Add the buckwheat groats and return to a boil while stirring. Cover and cook over low heat until groats are tender, stirring occasionally, about 15 minutes. Allow to cool.
Meanwhile, peel onions and potatoes. Finely chop onions and cut the potatoes into 1/2-inch cubes.
Heat the oil in a pot. Sauté onions and potatoes briefly, then add the remaining vegetable stock and bring to a boil. Cover and cook over medium heat until potatoes are tender, about 20 minutes.
Meanwhile, separate 1 egg (save the yolk for another purpose). Combine egg white and remaining whole egg in a tall vessel and beat until creamy and with an electric mixer.
Fold the egg mixture into the cooled buckwheat groats and season with salt and ground coriander.
Bring a wide pot of water to a boil and add salt. Form the groats into 12 dumplings with moistened hands.
Drop the dumplings into the boiling water and let simmer over low heat until they float to the surface, about 8 minutes.
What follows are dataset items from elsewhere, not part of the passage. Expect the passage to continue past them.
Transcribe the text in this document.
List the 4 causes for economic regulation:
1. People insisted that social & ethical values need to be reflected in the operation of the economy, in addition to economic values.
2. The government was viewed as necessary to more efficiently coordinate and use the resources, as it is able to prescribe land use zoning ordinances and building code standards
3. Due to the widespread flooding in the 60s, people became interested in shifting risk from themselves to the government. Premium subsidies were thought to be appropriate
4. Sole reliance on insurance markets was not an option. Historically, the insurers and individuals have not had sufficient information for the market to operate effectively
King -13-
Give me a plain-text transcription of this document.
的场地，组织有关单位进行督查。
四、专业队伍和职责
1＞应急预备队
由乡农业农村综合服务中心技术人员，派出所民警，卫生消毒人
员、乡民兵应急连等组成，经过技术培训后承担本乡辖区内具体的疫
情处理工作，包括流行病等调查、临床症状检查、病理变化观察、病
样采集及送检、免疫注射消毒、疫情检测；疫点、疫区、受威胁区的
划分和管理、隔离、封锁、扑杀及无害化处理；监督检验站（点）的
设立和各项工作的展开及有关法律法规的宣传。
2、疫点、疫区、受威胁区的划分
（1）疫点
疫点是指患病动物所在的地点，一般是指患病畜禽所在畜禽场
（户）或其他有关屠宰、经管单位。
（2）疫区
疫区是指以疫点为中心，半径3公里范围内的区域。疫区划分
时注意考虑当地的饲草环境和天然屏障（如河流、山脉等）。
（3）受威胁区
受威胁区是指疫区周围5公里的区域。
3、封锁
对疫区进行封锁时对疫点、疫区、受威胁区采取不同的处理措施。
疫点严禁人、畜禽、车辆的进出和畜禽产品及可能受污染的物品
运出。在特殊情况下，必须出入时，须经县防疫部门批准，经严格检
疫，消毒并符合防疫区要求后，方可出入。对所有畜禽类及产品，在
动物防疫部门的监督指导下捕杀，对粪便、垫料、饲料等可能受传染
Meanwhile, rinse wild garlic, spin dry and cut into strips. Reserve about 1 tablespoon for garnish and add the rest to the potato-onion mixture along with the cream and bring to a boil.
Puree potato mixture until smooth and creamy with an immersion blender. Squeeze out lemon juice. Season the puree with salt and 1-2 teaspoons lemon juice.
Remove the dumplings with a slotted spoon and drain well. Garnish with the reserved wild garlic strips. Serve dumplings with the puree.